Achei demais a apresentação de Christina Wodtke inteirinha, mas o que mais me tocou foi a fórmula do comportamente, que é o que queremos atingir quando planejamos e executamos qualquer tipo de açao que objetive atingir pessoas.

B -> behavior = f -> function (P -> Person, E -> Environment)

Christina fala sobre o comportamento colaborativo e social, abordando também os componentes virais que fazem com que uma plataforma online se auto-promova.

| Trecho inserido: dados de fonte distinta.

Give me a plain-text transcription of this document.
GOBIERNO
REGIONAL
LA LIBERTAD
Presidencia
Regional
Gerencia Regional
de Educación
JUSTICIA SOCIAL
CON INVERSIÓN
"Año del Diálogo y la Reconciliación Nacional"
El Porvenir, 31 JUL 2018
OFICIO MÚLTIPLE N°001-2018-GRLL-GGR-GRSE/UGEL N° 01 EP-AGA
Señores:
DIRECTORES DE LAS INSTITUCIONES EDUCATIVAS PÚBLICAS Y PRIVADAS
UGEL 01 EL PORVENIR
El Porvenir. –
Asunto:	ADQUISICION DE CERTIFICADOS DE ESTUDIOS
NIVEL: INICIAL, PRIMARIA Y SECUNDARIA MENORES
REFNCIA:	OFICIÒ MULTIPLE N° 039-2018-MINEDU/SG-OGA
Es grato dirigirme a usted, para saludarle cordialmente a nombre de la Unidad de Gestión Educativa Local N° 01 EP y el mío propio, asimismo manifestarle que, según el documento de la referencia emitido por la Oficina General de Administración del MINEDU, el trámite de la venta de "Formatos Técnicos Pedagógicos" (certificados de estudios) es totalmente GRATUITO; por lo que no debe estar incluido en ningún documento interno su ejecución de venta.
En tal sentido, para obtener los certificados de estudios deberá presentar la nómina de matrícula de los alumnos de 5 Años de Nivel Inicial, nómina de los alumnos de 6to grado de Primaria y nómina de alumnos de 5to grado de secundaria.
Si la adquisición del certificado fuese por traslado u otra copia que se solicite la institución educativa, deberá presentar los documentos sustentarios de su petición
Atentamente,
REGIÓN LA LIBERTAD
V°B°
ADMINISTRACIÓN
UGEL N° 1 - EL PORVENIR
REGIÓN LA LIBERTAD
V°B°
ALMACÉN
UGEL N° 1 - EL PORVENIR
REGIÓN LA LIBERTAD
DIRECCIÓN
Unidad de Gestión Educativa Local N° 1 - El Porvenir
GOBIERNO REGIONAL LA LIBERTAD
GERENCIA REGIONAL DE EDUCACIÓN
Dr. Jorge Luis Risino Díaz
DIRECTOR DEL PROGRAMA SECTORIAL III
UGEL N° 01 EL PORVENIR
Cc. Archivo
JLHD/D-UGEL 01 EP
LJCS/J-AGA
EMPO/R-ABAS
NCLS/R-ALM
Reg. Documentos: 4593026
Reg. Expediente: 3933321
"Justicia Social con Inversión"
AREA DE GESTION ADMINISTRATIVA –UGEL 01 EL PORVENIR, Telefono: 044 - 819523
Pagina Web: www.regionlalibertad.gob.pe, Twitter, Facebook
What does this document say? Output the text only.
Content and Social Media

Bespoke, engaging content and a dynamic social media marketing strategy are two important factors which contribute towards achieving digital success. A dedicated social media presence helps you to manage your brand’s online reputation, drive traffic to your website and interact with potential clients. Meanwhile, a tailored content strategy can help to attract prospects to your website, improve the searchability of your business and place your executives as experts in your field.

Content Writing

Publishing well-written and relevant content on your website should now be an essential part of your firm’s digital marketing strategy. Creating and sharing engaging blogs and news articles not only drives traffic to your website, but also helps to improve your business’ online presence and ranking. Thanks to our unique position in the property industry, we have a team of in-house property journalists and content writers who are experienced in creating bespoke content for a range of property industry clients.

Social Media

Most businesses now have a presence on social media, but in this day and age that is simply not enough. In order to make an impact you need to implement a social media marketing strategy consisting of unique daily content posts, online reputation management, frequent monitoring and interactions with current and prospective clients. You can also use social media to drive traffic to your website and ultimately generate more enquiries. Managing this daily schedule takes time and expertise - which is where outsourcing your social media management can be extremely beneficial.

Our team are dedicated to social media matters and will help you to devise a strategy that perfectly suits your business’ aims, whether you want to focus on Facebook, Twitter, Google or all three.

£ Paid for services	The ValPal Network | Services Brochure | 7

O primeiro exemplo dado é super legal. Ela fala sobre o Flickr, que mudou seu default de privado para público no momento de postar uma foto, já que o principal intuito da ferramenta era compartilhar imagens, e não funcionar apenas como álbuns particulares de pessoas isoladas que não interagiam.

E, apesar desse default, que faz toda a diferença, sempre é possível mudar a configuração, ou seja, o usuário tem o poder de escolher se quer compartilhar seu conteúdo.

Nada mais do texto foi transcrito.